The course is an introductory international political economy unit for liberal arts students at the Japan campus of Temple University, Philadelphia’s “other” large university. Temple is the only foreign university accredited to issue degrees here in Japan. For Japanese students who want to get an American undergraduate degree without leaving their home, and Americans keen on experiencing Japan, Temple has a unique proposition.
The university has just signed an agreement with Showa Women’s University to build new facilities in Sangenjaya, west of Shibuya, to be opened in 2019. The growing student body, numbering more than 1,000 as of now, is nicely mixed, in terms of origin (with U.S. and Japan the two largest single groups) as well as age and other metrics. There are quite a few American veterans, for instance.
My class meets twice a week in a normal semester, and three times now in the summer term, 90 minutes each time, which is intense. American liberal arts education is obviously a little different to what I am used to given that I was educated in the UK. The lecture format lies somewhere between British tutorials and lectures, with frequent interruptions and questions to the audience.
Classes are relatively small, and much work is done during class time. I use a textbook as the main reading, with all its pros and cons. Pros: a structured way to approach a topic as vast as IPE, in this case relatively well-written and balanced. Cons: how do you make the content stick and build intuitive bridges between the different topics?
I have designed my syllabus alongside that of my predecessors and tweaked it a little now that I am teaching it a second time around. The major topics economic development, trade, finance, production and migration come back again and again, of course. I kick off the class with a broad sweep history of global capitalism from ca. 1400 onward. Introducing the foundation for developing some critical perspectives later on, the class follows a global historical approach — highlighting the Eurocentrism prevalent in much of the narratives underlying IPE.
The bread-and-butter lectures, economic development, trade and finance are close to my heart and draw quite a bit on my professional experience in sovereign debt as well as banking and trade finance. I like to use charts and graphs of all kinds and try to get the students to play with online sources as much as possible, but am still fine tuning what the best method is. Today, for example, I have the students present trading profiles of countries of their choice, using World Bank and WTO data. I am planning to post the class assignments on my blog for reference.

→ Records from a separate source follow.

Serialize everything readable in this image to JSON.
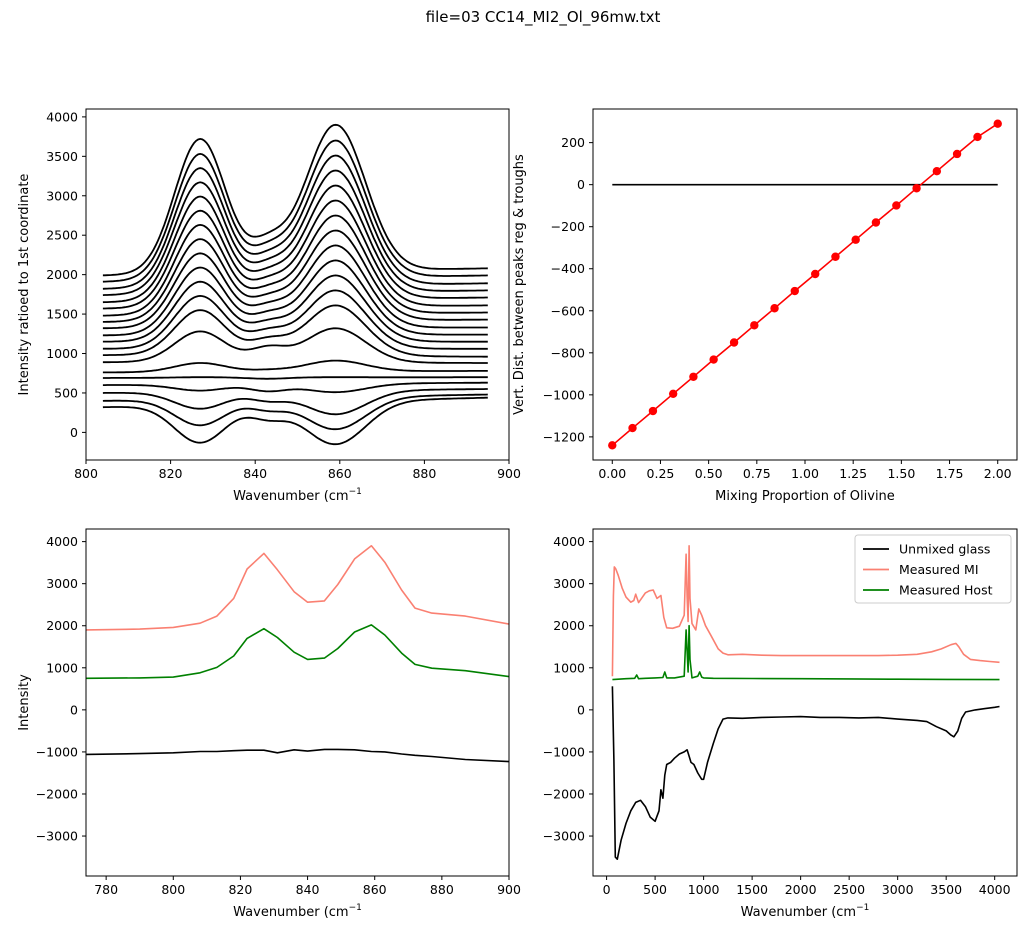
{
  "figure": {
    "suptitle": "file=03 CC14_MI2_Ol_96mw.txt"
  },
  "chart_data": [
    {
      "id": "top_left",
      "type": "line",
      "title": "",
      "xlabel": "Wavenumber (cm",
      "xlabel_sup": "−1",
      "ylabel": "Intensity ratioed to 1st coordinate",
      "xlim": [
        800,
        900
      ],
      "ylim": [
        -350,
        4100
      ],
      "xticks": [
        800,
        820,
        840,
        860,
        880,
        900
      ],
      "yticks": [
        0,
        500,
        1000,
        1500,
        2000,
        2500,
        3000,
        3500,
        4000
      ],
      "colors": {
        "curves": "#000000"
      },
      "x_range": [
        804,
        895
      ],
      "series_note_values": "20 curves; offsets (value at x=804) and peak heights below",
      "series": [
        {
          "name": "",
          "start": 1990,
          "peak1": 3720,
          "trough": 2530,
          "peak2": 3900,
          "end": 2080
        },
        {
          "name": "",
          "start": 1910,
          "peak1": 3530,
          "trough": 2420,
          "peak2": 3700,
          "end": 1990
        },
        {
          "name": "",
          "start": 1820,
          "peak1": 3350,
          "trough": 2310,
          "peak2": 3510,
          "end": 1890
        },
        {
          "name": "",
          "start": 1740,
          "peak1": 3170,
          "trough": 2200,
          "peak2": 3320,
          "end": 1800
        },
        {
          "name": "",
          "start": 1650,
          "peak1": 2990,
          "trough": 2090,
          "peak2": 3130,
          "end": 1710
        },
        {
          "name": "",
          "start": 1570,
          "peak1": 2810,
          "trough": 1980,
          "peak2": 2940,
          "end": 1610
        },
        {
          "name": "",
          "start": 1480,
          "peak1": 2630,
          "trough": 1870,
          "peak2": 2750,
          "end": 1520
        },
        {
          "name": "",
          "start": 1400,
          "peak1": 2450,
          "trough": 1760,
          "peak2": 2560,
          "end": 1430
        },
        {
          "name": "",
          "start": 1320,
          "peak1": 2270,
          "trough": 1650,
          "peak2": 2370,
          "end": 1330
        },
        {
          "name": "",
          "start": 1230,
          "peak1": 2090,
          "trough": 1540,
          "peak2": 2180,
          "end": 1240
        },
        {
          "name": "",
          "start": 1150,
          "peak1": 1910,
          "trough": 1430,
          "peak2": 1990,
          "end": 1150
        },
        {
          "name": "",
          "start": 1060,
          "peak1": 1730,
          "trough": 1320,
          "peak2": 1800,
          "end": 1060
        },
        {
          "name": "",
          "start": 980,
          "peak1": 1550,
          "trough": 1210,
          "peak2": 1610,
          "end": 960
        },
        {
          "name": "",
          "start": 890,
          "peak1": 1280,
          "trough": 1100,
          "peak2": 1320,
          "end": 880
        },
        {
          "name": "",
          "start": 760,
          "peak1": 880,
          "trough": 800,
          "peak2": 910,
          "end": 780
        },
        {
          "name": "",
          "start": 690,
          "peak1": 700,
          "trough": 680,
          "peak2": 700,
          "end": 700
        },
        {
          "name": "",
          "start": 600,
          "peak1": 530,
          "trough": 520,
          "peak2": 510,
          "end": 630
        },
        {
          "name": "",
          "start": 500,
          "peak1": 300,
          "trough": 390,
          "peak2": 230,
          "end": 550
        },
        {
          "name": "",
          "start": 400,
          "peak1": 90,
          "trough": 270,
          "peak2": 40,
          "end": 480
        },
        {
          "name": "",
          "start": 320,
          "peak1": -130,
          "trough": 150,
          "peak2": -150,
          "end": 440
        }
      ]
    },
    {
      "id": "top_right",
      "type": "line",
      "title": "",
      "xlabel": "Mixing Proportion of Olivine",
      "ylabel": "Vert. Dist. between peaks reg & troughs",
      "xlim": [
        -0.1,
        2.1
      ],
      "ylim": [
        -1310,
        360
      ],
      "xticks": [
        0.0,
        0.25,
        0.5,
        0.75,
        1.0,
        1.25,
        1.5,
        1.75,
        2.0
      ],
      "xtick_labels": [
        "0.00",
        "0.25",
        "0.50",
        "0.75",
        "1.00",
        "1.25",
        "1.50",
        "1.75",
        "2.00"
      ],
      "yticks": [
        -1200,
        -1000,
        -800,
        -600,
        -400,
        -200,
        0,
        200
      ],
      "colors": {
        "zero_line": "#000000",
        "series": "#ff0000"
      },
      "zero_line": {
        "x": [
          0.0,
          2.0
        ],
        "y": [
          0,
          0
        ]
      },
      "series": [
        {
          "name": "",
          "x": [
            0.0,
            0.105,
            0.211,
            0.316,
            0.421,
            0.526,
            0.632,
            0.737,
            0.842,
            0.947,
            1.053,
            1.158,
            1.263,
            1.368,
            1.474,
            1.579,
            1.684,
            1.789,
            1.895,
            2.0
          ],
          "y": [
            -1240,
            -1158,
            -1077,
            -995,
            -914,
            -832,
            -751,
            -669,
            -588,
            -506,
            -425,
            -343,
            -262,
            -180,
            -99,
            -17,
            64,
            146,
            227,
            290
          ]
        }
      ]
    },
    {
      "id": "bottom_left",
      "type": "line",
      "title": "",
      "xlabel": "Wavenumber (cm",
      "xlabel_sup": "−1",
      "ylabel": "Intensity",
      "xlim": [
        774,
        900
      ],
      "ylim": [
        -3950,
        4300
      ],
      "xticks": [
        780,
        800,
        820,
        840,
        860,
        880,
        900
      ],
      "yticks": [
        -3000,
        -2000,
        -1000,
        0,
        1000,
        2000,
        3000,
        4000
      ],
      "colors": {
        "mi": "#fa8072",
        "host": "#008000",
        "glass": "#000000"
      },
      "series": [
        {
          "name": "",
          "color_key": "mi",
          "x": [
            774,
            790,
            800,
            808,
            813,
            818,
            822,
            827,
            831,
            836,
            840,
            845,
            849,
            854,
            859,
            863,
            868,
            872,
            877,
            887,
            900
          ],
          "y": [
            1900,
            1920,
            1960,
            2060,
            2230,
            2650,
            3350,
            3720,
            3330,
            2810,
            2560,
            2590,
            2980,
            3590,
            3900,
            3510,
            2850,
            2420,
            2300,
            2230,
            2040
          ]
        },
        {
          "name": "",
          "color_key": "host",
          "x": [
            774,
            790,
            800,
            808,
            813,
            818,
            822,
            827,
            831,
            836,
            840,
            845,
            849,
            854,
            859,
            863,
            868,
            872,
            877,
            887,
            900
          ],
          "y": [
            750,
            760,
            780,
            880,
            1010,
            1280,
            1700,
            1930,
            1720,
            1370,
            1200,
            1230,
            1460,
            1850,
            2020,
            1780,
            1350,
            1080,
            990,
            930,
            790
          ]
        },
        {
          "name": "",
          "color_key": "glass",
          "x": [
            774,
            790,
            800,
            808,
            813,
            818,
            822,
            827,
            831,
            836,
            840,
            845,
            849,
            854,
            859,
            863,
            868,
            872,
            877,
            887,
            900
          ],
          "y": [
            -1060,
            -1040,
            -1020,
            -990,
            -990,
            -970,
            -960,
            -960,
            -1020,
            -950,
            -980,
            -940,
            -940,
            -950,
            -990,
            -1000,
            -1050,
            -1080,
            -1110,
            -1180,
            -1230
          ]
        }
      ]
    },
    {
      "id": "bottom_right",
      "type": "line",
      "title": "",
      "xlabel": "Wavenumber (cm",
      "xlabel_sup": "−1",
      "ylabel": "",
      "xlim": [
        -140,
        4230
      ],
      "ylim": [
        -3950,
        4300
      ],
      "xticks": [
        0,
        500,
        1000,
        1500,
        2000,
        2500,
        3000,
        3500,
        4000
      ],
      "yticks": [
        -3000,
        -2000,
        -1000,
        0,
        1000,
        2000,
        3000,
        4000
      ],
      "legend": {
        "placement": "top-right",
        "entries": [
          "Unmixed glass",
          "Measured MI",
          "Measured Host"
        ]
      },
      "colors": {
        "glass": "#000000",
        "mi": "#fa8072",
        "host": "#008000"
      },
      "series": [
        {
          "name": "Unmixed glass",
          "color_key": "glass",
          "x": [
            60,
            75,
            90,
            110,
            150,
            200,
            250,
            300,
            350,
            400,
            450,
            500,
            540,
            560,
            580,
            600,
            620,
            660,
            700,
            750,
            800,
            830,
            850,
            870,
            900,
            940,
            980,
            1000,
            1040,
            1100,
            1150,
            1200,
            1250,
            1400,
            1600,
            1800,
            2000,
            2200,
            2400,
            2600,
            2800,
            3000,
            3200,
            3300,
            3400,
            3500,
            3550,
            3580,
            3620,
            3660,
            3700,
            3800,
            3900,
            4000,
            4050
          ],
          "y": [
            560,
            -1200,
            -3500,
            -3550,
            -3100,
            -2700,
            -2400,
            -2200,
            -2150,
            -2300,
            -2550,
            -2650,
            -2400,
            -1900,
            -2100,
            -1550,
            -1300,
            -1250,
            -1150,
            -1050,
            -1000,
            -950,
            -1100,
            -1250,
            -1300,
            -1500,
            -1650,
            -1650,
            -1250,
            -800,
            -450,
            -220,
            -190,
            -200,
            -180,
            -170,
            -160,
            -180,
            -180,
            -190,
            -180,
            -220,
            -250,
            -280,
            -400,
            -500,
            -600,
            -640,
            -500,
            -200,
            -50,
            0,
            30,
            60,
            80
          ]
        },
        {
          "name": "Measured MI",
          "color_key": "mi",
          "x": [
            60,
            70,
            80,
            95,
            120,
            160,
            200,
            250,
            280,
            300,
            330,
            360,
            400,
            440,
            480,
            520,
            560,
            590,
            620,
            680,
            750,
            800,
            820,
            830,
            840,
            850,
            860,
            880,
            920,
            950,
            980,
            1020,
            1080,
            1150,
            1200,
            1250,
            1400,
            1600,
            1800,
            2000,
            2200,
            2400,
            2600,
            2800,
            3000,
            3200,
            3350,
            3450,
            3550,
            3600,
            3630,
            3680,
            3750,
            3850,
            3950,
            4050
          ],
          "y": [
            800,
            2700,
            3400,
            3350,
            3200,
            2900,
            2680,
            2560,
            2600,
            2750,
            2550,
            2650,
            2780,
            2830,
            2850,
            2650,
            2720,
            2200,
            1950,
            1940,
            1990,
            2250,
            3700,
            2700,
            2100,
            3900,
            2650,
            2050,
            1900,
            2400,
            2250,
            2000,
            1750,
            1450,
            1350,
            1310,
            1320,
            1300,
            1290,
            1290,
            1290,
            1290,
            1290,
            1290,
            1300,
            1320,
            1380,
            1450,
            1550,
            1580,
            1500,
            1320,
            1200,
            1170,
            1150,
            1130
          ]
        },
        {
          "name": "Measured Host",
          "color_key": "host",
          "x": [
            60,
            200,
            290,
            310,
            330,
            400,
            500,
            580,
            600,
            620,
            700,
            800,
            820,
            830,
            840,
            850,
            860,
            880,
            940,
            960,
            980,
            1000,
            1100,
            1500,
            2000,
            2500,
            3000,
            3500,
            4050
          ],
          "y": [
            720,
            740,
            750,
            830,
            740,
            750,
            760,
            770,
            900,
            760,
            760,
            800,
            1900,
            1400,
            900,
            2000,
            1200,
            760,
            800,
            900,
            780,
            760,
            750,
            745,
            740,
            735,
            730,
            725,
            720
          ]
        }
      ]
    }
  ]
}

Into the fray comes pedagogy — and the steepest learning curve for any new instructor. How can I make my students enthusiastic, attentive, able to reproduce knowledge, interpret new information, draw connecting lines between the various topics, think critically and form their own opinion? Some facts of life do not change (reading is essential), but there are plenty of ways to make the classroom exercise more interesting and interactive.
According to the research findings of two of my Temple colleagues, the most important predictor of a good learning experience is the enthusiasm with which the instructor teaches the class. That may sound obvious, but many of us forget that. Add to this that “less is often more”, and I have two good principles with which I can reassess my first two terms of teaching and improve the class going forward.
This will also help me in the preparation and the teaching of two other classes I currently have in the pipeline at Temple, “Metropolitan Tokyo” and “Megacities”. These are obviously much closer to my current research agenda and I will spend some time reflecting on them on this blog, too. I also want to pick up on some of the IPE topics here, perhaps even by way of lecture summaries, to help students consolidate their learning.